L’étude a également cherché à déterminer ce qu’il adviendrait du nombre de décès et d’hospitalisations au Brésil en 2030 si Bolsa Familia augmentait son budget ou, au contraire, perdait son financement et sa couverture dans un scénario d’austérité budgétaire. L’élargissement du programme permettrait de sauver 680 000 vies supplémentaires et d’éviter huit millions d’hospitalisations entre 2020 et 2030 ; et réduire sa couverture impliquerait un revers : 1,5 million de personnes mourraient et 15 millions de personnes seraient hospitalisées entre 2020 et 2030. « Ce scénario prend également en compte le contexte mondial », ajoute Cavalcanti, « nous voyons Donald Trump annoncer des coupes [dans la coopération et l'aide humanitaire], nous voyons ce qu'a fait l'USAID et nous savons que cela a un impact sur les pays du Sud global. »

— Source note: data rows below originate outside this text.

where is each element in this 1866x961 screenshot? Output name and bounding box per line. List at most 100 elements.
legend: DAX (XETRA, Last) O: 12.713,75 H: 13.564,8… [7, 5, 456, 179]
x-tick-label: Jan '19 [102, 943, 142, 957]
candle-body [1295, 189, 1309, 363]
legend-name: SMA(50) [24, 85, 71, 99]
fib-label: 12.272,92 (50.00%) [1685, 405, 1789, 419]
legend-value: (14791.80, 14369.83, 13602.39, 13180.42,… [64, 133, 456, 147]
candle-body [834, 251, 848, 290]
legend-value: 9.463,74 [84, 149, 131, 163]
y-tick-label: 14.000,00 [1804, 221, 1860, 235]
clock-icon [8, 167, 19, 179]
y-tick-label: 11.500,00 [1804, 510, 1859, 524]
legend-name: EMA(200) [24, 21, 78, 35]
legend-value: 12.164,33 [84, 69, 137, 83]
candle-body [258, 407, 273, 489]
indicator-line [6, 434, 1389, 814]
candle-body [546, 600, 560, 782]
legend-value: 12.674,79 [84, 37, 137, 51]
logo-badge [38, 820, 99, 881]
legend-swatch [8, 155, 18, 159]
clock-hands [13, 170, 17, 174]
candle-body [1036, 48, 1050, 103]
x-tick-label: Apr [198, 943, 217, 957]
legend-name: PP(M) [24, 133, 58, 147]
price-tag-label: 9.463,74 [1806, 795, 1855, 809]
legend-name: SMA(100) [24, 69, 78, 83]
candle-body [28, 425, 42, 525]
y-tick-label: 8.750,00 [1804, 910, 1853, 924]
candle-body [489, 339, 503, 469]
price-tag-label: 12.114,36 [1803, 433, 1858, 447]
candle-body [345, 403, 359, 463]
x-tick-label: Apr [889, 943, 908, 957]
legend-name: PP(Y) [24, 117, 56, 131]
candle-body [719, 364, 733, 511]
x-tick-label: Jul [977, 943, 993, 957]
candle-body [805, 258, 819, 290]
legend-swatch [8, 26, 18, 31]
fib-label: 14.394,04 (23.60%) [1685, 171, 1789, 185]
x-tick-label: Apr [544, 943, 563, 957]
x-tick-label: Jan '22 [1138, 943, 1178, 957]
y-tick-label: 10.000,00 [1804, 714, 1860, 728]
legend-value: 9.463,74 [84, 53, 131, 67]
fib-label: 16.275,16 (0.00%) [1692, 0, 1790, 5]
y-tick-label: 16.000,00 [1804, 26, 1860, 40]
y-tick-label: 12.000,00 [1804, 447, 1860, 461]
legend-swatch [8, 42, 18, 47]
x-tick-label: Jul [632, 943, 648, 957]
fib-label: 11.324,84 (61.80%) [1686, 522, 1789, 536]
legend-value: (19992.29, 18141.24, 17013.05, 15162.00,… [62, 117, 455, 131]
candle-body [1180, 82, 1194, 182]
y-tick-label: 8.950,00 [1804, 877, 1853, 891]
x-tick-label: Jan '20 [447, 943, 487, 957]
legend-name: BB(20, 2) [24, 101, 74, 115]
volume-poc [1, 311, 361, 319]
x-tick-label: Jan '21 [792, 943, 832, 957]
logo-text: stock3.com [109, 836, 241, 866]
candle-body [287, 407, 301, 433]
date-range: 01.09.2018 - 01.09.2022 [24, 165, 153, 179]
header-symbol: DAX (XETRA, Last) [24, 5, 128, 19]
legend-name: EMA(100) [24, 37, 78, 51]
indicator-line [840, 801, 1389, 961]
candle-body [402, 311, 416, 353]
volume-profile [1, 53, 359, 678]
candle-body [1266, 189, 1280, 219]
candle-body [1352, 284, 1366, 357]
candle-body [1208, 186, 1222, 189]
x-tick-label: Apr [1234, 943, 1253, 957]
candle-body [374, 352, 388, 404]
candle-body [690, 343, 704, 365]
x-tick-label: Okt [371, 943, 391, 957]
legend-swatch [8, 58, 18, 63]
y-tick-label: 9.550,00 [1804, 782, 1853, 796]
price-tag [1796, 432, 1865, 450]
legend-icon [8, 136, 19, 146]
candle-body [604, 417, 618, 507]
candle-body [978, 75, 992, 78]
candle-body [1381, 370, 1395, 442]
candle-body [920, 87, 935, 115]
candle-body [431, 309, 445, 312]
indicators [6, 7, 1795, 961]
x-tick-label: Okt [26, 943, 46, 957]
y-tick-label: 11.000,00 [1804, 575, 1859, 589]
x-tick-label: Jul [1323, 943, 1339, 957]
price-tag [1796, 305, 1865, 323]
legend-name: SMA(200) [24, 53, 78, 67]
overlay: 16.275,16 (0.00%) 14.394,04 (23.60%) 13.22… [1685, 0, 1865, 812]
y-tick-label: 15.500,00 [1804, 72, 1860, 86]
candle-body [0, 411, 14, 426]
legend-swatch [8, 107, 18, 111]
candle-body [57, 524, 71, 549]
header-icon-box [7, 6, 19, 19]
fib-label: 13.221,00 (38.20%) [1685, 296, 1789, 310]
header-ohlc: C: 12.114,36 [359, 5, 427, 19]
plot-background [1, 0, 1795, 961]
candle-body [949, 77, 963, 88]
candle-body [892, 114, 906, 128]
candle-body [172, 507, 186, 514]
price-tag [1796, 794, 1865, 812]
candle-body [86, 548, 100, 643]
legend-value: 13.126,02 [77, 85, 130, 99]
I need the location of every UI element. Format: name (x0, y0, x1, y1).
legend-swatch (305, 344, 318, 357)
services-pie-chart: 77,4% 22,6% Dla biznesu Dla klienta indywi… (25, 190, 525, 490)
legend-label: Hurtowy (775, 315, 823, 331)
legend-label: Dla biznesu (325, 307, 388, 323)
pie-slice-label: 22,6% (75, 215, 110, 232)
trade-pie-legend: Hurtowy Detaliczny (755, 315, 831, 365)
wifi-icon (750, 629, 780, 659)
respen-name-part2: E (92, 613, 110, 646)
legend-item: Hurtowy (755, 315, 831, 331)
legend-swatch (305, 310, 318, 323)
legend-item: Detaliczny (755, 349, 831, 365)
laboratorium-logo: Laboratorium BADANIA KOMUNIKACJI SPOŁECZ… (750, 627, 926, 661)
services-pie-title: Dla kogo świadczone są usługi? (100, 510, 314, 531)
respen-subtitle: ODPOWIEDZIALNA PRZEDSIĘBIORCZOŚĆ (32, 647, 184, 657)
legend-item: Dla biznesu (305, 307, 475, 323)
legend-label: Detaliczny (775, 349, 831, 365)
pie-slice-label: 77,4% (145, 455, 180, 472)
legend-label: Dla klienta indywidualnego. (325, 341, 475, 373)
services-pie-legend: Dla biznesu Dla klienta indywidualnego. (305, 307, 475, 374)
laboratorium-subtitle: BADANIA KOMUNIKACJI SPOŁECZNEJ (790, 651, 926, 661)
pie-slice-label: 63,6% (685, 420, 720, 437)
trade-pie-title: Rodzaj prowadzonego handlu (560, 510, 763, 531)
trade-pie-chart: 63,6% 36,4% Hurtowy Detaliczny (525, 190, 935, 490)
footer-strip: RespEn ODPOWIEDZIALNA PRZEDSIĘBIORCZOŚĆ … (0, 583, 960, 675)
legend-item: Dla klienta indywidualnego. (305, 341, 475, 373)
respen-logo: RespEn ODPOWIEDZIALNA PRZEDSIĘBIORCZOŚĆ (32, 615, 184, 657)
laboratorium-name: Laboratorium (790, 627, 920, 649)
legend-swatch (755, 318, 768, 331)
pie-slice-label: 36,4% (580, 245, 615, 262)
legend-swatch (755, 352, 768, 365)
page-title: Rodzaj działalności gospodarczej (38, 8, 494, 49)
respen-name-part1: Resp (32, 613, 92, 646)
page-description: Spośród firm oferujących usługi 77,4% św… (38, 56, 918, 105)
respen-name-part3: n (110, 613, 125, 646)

De nombreux pays d’Amérique latine et des Caraïbes connaissent déjà une austérité budgétaire. C’est pourquoi nous analysons ce scénario, car il implique une réduction des dépenses publiques et de protection sociale.

Daniella Medeiros Cavalcanti, responsable de recherche,

En présentant, avec des chiffres, ce qui se passerait si le programme Bolsa Familia était supprimé, on envoie un message au monde. Selon The Lancet , les transferts monétaires conditionnels sont passés de huit pays en 1960 à 134 en 2019. Cependant, prévient la publication scientifique, leur continuité est désormais menacée en raison de la situation budgétaire de certains États, affectée non seulement par une baisse des recettes fiscales mais aussi par la croissance de la dette extérieure, produit des années COVID-19.

« Les données du Brésil et d'autres pays suggèrent que les transferts monétaires ne devraient pas être considérés comme un concurrent des investissements traditionnels dans la santé, mais plutôt comme un complément. Pour améliorer la santé de la population, la protection sociale, le financement de la santé et les infrastructures doivent être harmonisés, plutôt qu'isolés les uns des autres », commente The Lancet à propos de cette étude.

« De nombreux pays d'Amérique latine et des Caraïbes connaissent déjà une austérité budgétaire. C'est pourquoi nous analysons ce scénario, car il implique une réduction des dépenses publiques et de protection sociale », explique Cavalcanti, « mais cette [Bolsa Familia] » est une politique mature et consolidée qui doit se poursuivre.